Trying to sort the brilliant ideas from the lesser ones.

MAX: post-mortem

Posted by Jesse Rodgers on November 09, 2004 at 10:58 PM

The day-to-day summary of MAX gives some detail plus MAX bloggers is a decent round up from a diverse group as to what went on. Here is what I got out of the conference beyond the day-to-day.

Birds of a Feather (BOF)

This was a unique opportunity to tug at the heart strings of the Macromedia development teams. It gives us product users a chance to talk to the people that make the software we use and hopefully influence them for the better.

The first one I attended was the Contribute group. For myself, I would like to see better documentation as to what goes on with C3 and CPS. I learned some stuff that I had forgotten in regards to SOAP communication and I got out of the discussion some good ideas.

With the Dreamweaver team the desire for web standards first, IE second design in CSS was expressed and it went from there. Dreamweaver has some issues – it is caught in that ‘how do I make a table’ user environment and often forgets the ‘I have a totally dynamic site’ type user that wants the latest and greatest and just wants a really cool code/text editor.

The message came across loud and clear – please stop designing your app for the lowest common denominator. Help us web folks to improve our skills and continue to love Dreamweaver for making that transition into advanced web development. The nature of the profession changing.

…and it would nice if CPS and Dreamweaver could work together.

Speakers and presentations

After three days no one presenter stood out. There was good topics covered and some exciting things discussed but I think the real advantage to MAX is meeting the people behind the emails and blogs. Discussing your problems with a diverse group of colleagues often leads to problems solving themselves.

Worth a mention is Mike Hazard from the University of Rochester. He did a great presentation on implementing Contribute in an academic environment. The discussion within that group was always good and I left the presentation with some ideas of my own.

Technology – good or bad it was cool

The keynote really opened my eyes to the world beyond HTML/CSS and simple page creation. The capabilities of Blackstone alone are just amazing. They set up a poll on which you would vote for and people sent a SMS to a number and the server displayed the results. Just think about how that could be used? I have some ideas ;)

The common technology in all of it is Flash, which I must admit I have never been a huge fan. But this skeptic has slowly been accepting the role of Flash but the potential of the next version of Flash (Maelstrom) mixed with the built-in features of Blackstone and a dab of Flex. There is so much that could be done.

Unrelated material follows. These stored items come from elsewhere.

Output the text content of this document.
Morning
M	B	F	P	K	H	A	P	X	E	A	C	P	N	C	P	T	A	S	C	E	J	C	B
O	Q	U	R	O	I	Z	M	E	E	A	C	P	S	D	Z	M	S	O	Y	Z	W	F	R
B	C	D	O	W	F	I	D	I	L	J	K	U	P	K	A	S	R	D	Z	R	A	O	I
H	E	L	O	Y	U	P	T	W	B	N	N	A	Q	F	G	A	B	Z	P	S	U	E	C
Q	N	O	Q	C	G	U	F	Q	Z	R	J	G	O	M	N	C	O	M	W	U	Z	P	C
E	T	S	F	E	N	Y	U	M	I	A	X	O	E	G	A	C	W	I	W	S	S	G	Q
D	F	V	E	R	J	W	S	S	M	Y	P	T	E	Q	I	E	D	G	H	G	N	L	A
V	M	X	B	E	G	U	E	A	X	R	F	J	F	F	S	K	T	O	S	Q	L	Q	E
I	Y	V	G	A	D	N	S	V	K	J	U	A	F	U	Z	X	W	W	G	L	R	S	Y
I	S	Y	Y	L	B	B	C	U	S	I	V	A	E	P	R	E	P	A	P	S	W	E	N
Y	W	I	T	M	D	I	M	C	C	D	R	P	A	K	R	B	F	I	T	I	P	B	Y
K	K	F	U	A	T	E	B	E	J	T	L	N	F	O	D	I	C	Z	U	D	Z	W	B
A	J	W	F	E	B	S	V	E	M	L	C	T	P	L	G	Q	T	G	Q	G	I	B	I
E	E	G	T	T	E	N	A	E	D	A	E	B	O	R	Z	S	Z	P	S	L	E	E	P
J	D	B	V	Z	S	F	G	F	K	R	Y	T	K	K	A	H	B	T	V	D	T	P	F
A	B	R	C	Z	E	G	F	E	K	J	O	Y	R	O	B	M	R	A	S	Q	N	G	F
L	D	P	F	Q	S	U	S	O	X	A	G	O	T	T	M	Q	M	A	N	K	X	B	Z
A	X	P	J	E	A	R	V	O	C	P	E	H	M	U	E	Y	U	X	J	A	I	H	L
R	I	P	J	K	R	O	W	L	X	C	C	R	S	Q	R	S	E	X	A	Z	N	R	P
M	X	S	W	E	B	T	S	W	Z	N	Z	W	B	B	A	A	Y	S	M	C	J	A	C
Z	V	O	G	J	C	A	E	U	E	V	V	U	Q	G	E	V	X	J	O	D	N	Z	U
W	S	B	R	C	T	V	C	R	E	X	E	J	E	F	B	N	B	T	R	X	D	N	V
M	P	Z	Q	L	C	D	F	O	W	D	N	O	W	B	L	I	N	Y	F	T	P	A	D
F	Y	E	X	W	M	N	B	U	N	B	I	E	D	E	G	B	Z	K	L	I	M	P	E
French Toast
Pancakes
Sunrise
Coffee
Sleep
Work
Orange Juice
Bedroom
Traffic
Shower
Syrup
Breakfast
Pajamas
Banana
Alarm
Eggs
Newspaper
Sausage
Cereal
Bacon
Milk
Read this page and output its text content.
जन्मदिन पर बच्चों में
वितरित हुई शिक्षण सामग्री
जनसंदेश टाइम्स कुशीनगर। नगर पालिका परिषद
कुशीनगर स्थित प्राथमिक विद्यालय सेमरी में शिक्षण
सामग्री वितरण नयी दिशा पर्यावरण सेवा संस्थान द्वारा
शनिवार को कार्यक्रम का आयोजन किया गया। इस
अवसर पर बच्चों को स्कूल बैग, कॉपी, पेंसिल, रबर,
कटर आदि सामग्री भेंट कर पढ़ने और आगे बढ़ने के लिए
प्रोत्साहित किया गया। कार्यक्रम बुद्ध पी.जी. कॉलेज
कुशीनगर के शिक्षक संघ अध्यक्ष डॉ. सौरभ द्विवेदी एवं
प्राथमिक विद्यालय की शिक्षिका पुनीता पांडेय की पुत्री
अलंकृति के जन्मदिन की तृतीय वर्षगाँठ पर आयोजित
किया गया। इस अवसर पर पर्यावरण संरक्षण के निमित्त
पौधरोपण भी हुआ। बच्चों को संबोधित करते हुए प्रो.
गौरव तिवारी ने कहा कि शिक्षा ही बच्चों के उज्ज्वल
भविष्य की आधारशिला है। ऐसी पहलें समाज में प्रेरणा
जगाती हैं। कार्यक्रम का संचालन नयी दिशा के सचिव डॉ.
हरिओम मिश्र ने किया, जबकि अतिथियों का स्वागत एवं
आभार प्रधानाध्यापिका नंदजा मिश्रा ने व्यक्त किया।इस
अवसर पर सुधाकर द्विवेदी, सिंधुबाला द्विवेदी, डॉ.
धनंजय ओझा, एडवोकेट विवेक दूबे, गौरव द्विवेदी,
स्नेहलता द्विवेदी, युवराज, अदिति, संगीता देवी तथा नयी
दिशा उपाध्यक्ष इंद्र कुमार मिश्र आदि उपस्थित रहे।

Flash on cell phones? The second days general session spoke to the power of the cell phone and the eye candy Flash can add. Macromedia has a mobile site, check it out. This is such a huge market outside North America.

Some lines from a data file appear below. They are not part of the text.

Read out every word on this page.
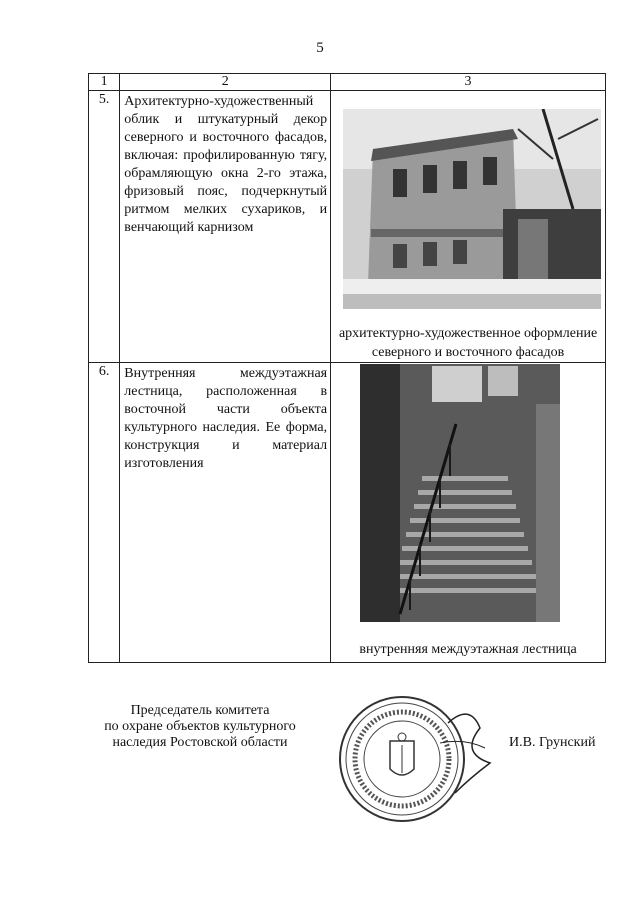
5
1	2	3

5.	Архитектурно-художественный облик и штукатурный декор северного и восточного фасадов, включая: профилированную тягу, обрамляющую окна 2-го этажа, фризовый пояс, подчеркнутый ритмом мелких сухариков, и венчающий карнизом	архитектурно-художественное оформление северного и восточного фасадов

6.	Внутренняя междуэтажная лестница, расположенная в восточной части объекта культурного наследия. Ее форма, конструкция и материал изготовления	внутренняя междуэтажная лестница
Председатель комитета
по охране объектов культурного
наследия Ростовской области	И.В. Грунский
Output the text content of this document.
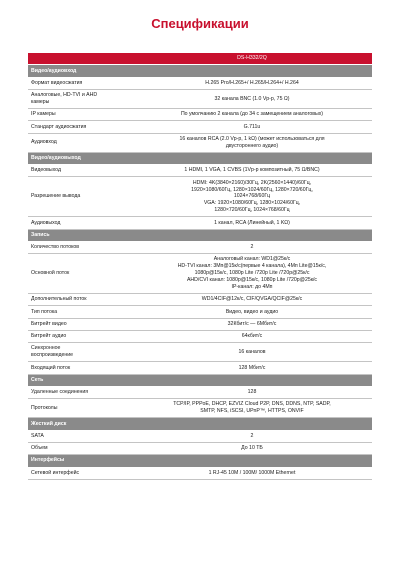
Спецификации
	DS-H332/2Q
Видео/аудиовход	
Формат видеосжатия	H.265 Pro/H.265+/ H.265/H.264+/ H.264
Аналоговые, HD-TVI и AHD
камеры	32 канала BNC (1.0 Vp-p, 75 Ω)
IP камеры	По умолчанию 2 канала (до 34 с замещением аналоговых)
Стандарт аудиосжатия	G.711u
Аудиовход	16 каналов RCA (2.0 Vp-p, 1 kΩ) (может использоваться для
двустороннего аудио)
Видео/аудиовыход	
Видеовыход	1 HDMI, 1 VGA, 1 CVBS (1Vp-p композитный, 75 Ω/BNC)
Разрешение вывода	HDMI: 4K(3840×2160)/30Гц, 2K(2560×1440)/60Гц,
1920×1080/60Гц, 1280×1024/60Гц, 1280×720/60Гц,
1024×768/60Гц
VGA: 1920×1080/60Гц, 1280×1024/60Гц,
1280×720/60Гц, 1024×768/60Гц
Аудиовыход	1 канал, RCA (Линейный, 1 KΩ)
Запись	
Количество потоков	2
Основной поток	Аналоговый канал: WD1@25к/с
HD-TVI канал: 3Мп@15к/с(первые 4 канала), 4Мп Lite@15к/с,
1080p@15к/с, 1080p Lite /720p Lite /720p@25к/с
AHD/CVI канал: 1080p@15к/с, 1080p Lite /720p@25к/с
IP-канал: до 4Мп
Дополнительный поток	WD1/4CIF@12к/с, CIF/QVGA/QCIF@25к/с
Тип потока	Видео, видео и аудио
Битрейт видео	32Кбит/с — 6Мбит/с
Битрейт аудио	64кбит/с
Синхронное
воспроизведение	16 каналов
Входящий поток	128 Мбит/с
Сеть	
Удаленные соединения	128
Протоколы	TCP/IP, PPPoE, DHCP, EZVIZ Cloud P2P, DNS, DDNS, NTP, SADP,
SMTP, NFS, iSCSI, UPnP™, HTTPS, ONVIF
Жесткий диск	
SATA	2
Объем	До 10 ТБ
Интерфейсы	
Сетевой интерфейс	1 RJ-45 10M / 100M/ 1000M Ethernet
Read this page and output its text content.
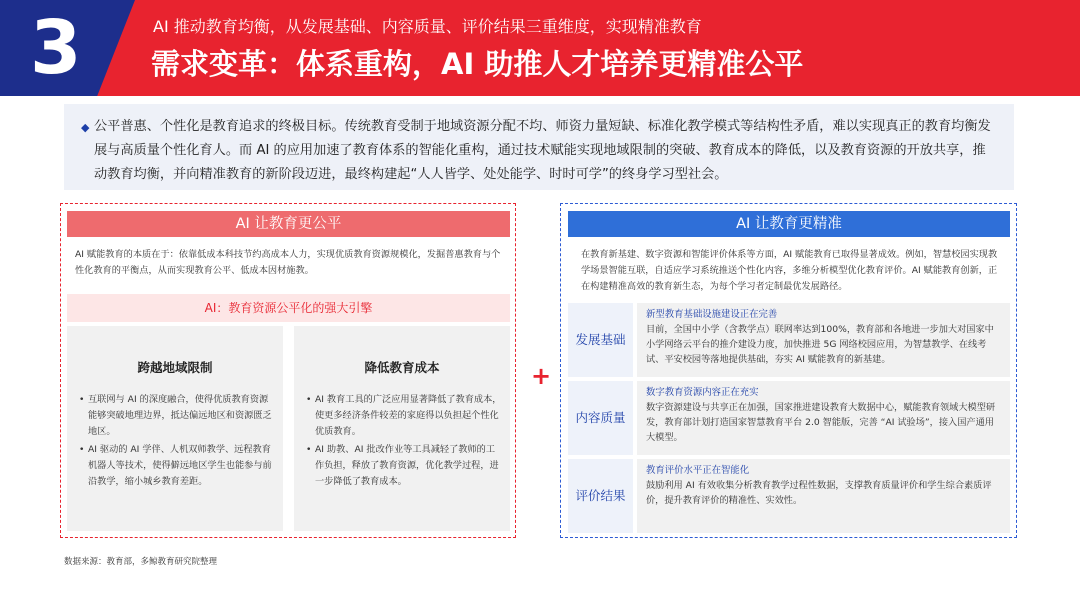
3	AI 推动教育均衡，从发展基础、内容质量、评价结果三重维度，实现精准教育
需求变革：体系重构，AI 助推人才培养更精准公平
◆ 公平普惠、个性化是教育追求的终极目标。传统教育受制于地域资源分配不均、师资力量短缺、标准化教学模式等结构性矛盾，难以实现真正的教育均衡发展与高质量个性化育人。而 AI 的应用加速了教育体系的智能化重构，通过技术赋能实现地域限制的突破、教育成本的降低，以及教育资源的开放共享，推动教育均衡，并向精准教育的新阶段迈进，最终构建起“人人皆学、处处能学、时时可学”的终身学习型社会。

AI 让教育更公平

AI 赋能教育的本质在于：依靠低成本科技节约高成本人力，实现优质教育资源规模化，发掘普惠教育与个性化教育的平衡点，从而实现教育公平、低成本因材施教。

AI：教育资源公平化的强大引擎
跨越地域限制
• 互联网与 AI 的深度融合，使得优质教育资源能够突破地理边界，抵达偏远地区和资源匮乏地区。
• AI 驱动的 AI 学伴、人机双师教学、远程教育机器人等技术，使得僻远地区学生也能参与前沿教学，缩小城乡教育差距。
降低教育成本
• AI 教育工具的广泛应用显著降低了教育成本，使更多经济条件较差的家庭得以负担起个性化优质教育。
• AI 助教、AI 批改作业等工具减轻了教师的工作负担，释放了教育资源，优化教学过程，进一步降低了教育成本。
+
AI 让教育更精准

在教育新基建、数字资源和智能评价体系等方面，AI 赋能教育已取得显著成效。例如，智慧校园实现教学场景智能互联，自适应学习系统推送个性化内容，多维分析模型优化教育评价。AI 赋能教育创新，正在构建精准高效的教育新生态，为每个学习者定制最优发展路径。

发展基础
新型教育基础设施建设正在完善
目前，全国中小学（含教学点）联网率达到100%，教育部和各地进一步加大对国家中小学网络云平台的推介建设力度，加快推进 5G 网络校园应用，为智慧教学、在线考试、平安校园等落地提供基础，夯实 AI 赋能教育的新基建。
内容质量
数字教育资源内容正在充实
数字资源建设与共享正在加强，国家推进建设教育大数据中心，赋能教育领域大模型研发，教育部计划打造国家智慧教育平台 2.0 智能版，完善 “AI 试验场”，接入国产通用大模型。
评价结果
教育评价水平正在智能化
鼓励利用 AI 有效收集分析教育教学过程性数据，支撑教育质量评价和学生综合素质评价，提升教育评价的精准性、实效性。
数据来源：教育部，多鲸教育研究院整理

Mix in Breeze (more Flash like stuff) – PowerPoint on steroids. I would love to do all my presentations in it or at least some. That product has grown so much in a short period of time. Should be interesting to see where this technology goes.

The reason I went was due to my participation in the development of Contribute 3. Contribute and Contribute Publishing Server mixed with a little Dreamweaver and wow. The Publishing Server end is a really interesting technology. Built on Macromedia’s JRUN and ColdFusion, it is an application that someone would have created anyway – I think. It does tie a lot together and offer a platform to enhance Contribute.

Bottom line

The conference, I think, left people with a much better feel as to how this could all fit together.

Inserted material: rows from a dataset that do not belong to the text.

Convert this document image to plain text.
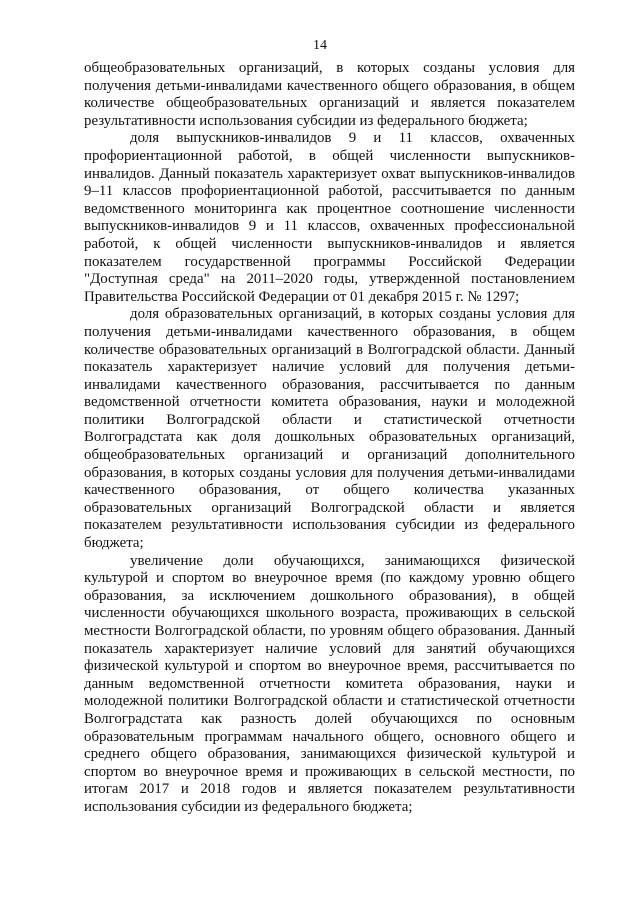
14

общеобразовательных организаций, в которых созданы условия для получения детьми-инвалидами качественного общего образования, в общем количестве общеобразовательных организаций и является показателем результативности использования субсидии из федерального бюджета;

доля выпускников-инвалидов 9 и 11 классов, охваченных профориентационной работой, в общей численности выпускников-инвалидов. Данный показатель характеризует охват выпускников-инвалидов 9–11 классов профориентационной работой, рассчитывается по данным ведомственного мониторинга как процентное соотношение численности выпускников-инвалидов 9 и 11 классов, охваченных профессиональной работой, к общей численности выпускников-инвалидов и является показателем государственной программы Российской Федерации "Доступная среда" на 2011–2020 годы, утвержденной постановлением Правительства Российской Федерации от 01 декабря 2015 г. № 1297;

доля образовательных организаций, в которых созданы условия для получения детьми-инвалидами качественного образования, в общем количестве образовательных организаций в Волгоградской области. Данный показатель характеризует наличие условий для получения детьми-инвалидами качественного образования, рассчитывается по данным ведомственной отчетности комитета образования, науки и молодежной политики Волгоградской области и статистической отчетности Волгоградстата как доля дошкольных образовательных организаций, общеобразовательных организаций и организаций дополнительного образования, в которых созданы условия для получения детьми-инвалидами качественного образования, от общего количества указанных образовательных организаций Волгоградской области и является показателем результативности использования субсидии из федерального бюджета;

увеличение доли обучающихся, занимающихся физической культурой и спортом во внеурочное время (по каждому уровню общего образования, за исключением дошкольного образования), в общей численности обучающихся школьного возраста, проживающих в сельской местности Волгоградской области, по уровням общего образования. Данный показатель характеризует наличие условий для занятий обучающихся физической культурой и спортом во внеурочное время, рассчитывается по данным ведомственной отчетности комитета образования, науки и молодежной политики Волгоградской области и статистической отчетности Волгоградстата как разность долей обучающихся по основным образовательным программам начального общего, основного общего и среднего общего образования, занимающихся физической культурой и спортом во внеурочное время и проживающих в сельской местности, по итогам 2017 и 2018 годов и является показателем результативности использования субсидии из федерального бюджета;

Macromedia’s up and coming technologies open up lots of possibilities but while I was sitting through a lot of that I was thinking – what about accessibility? I have no idea. Macromedia could help a lot by creating and accessible port or player for screen readers and maybe allow from some tabbing and better information in the document itself.

I don’t think the web needs to be ugly to be accessible but the eye candy needs to keep the accessibility requirements in mind. It is really exciting to see what is possible with a little elbow grease and creativity.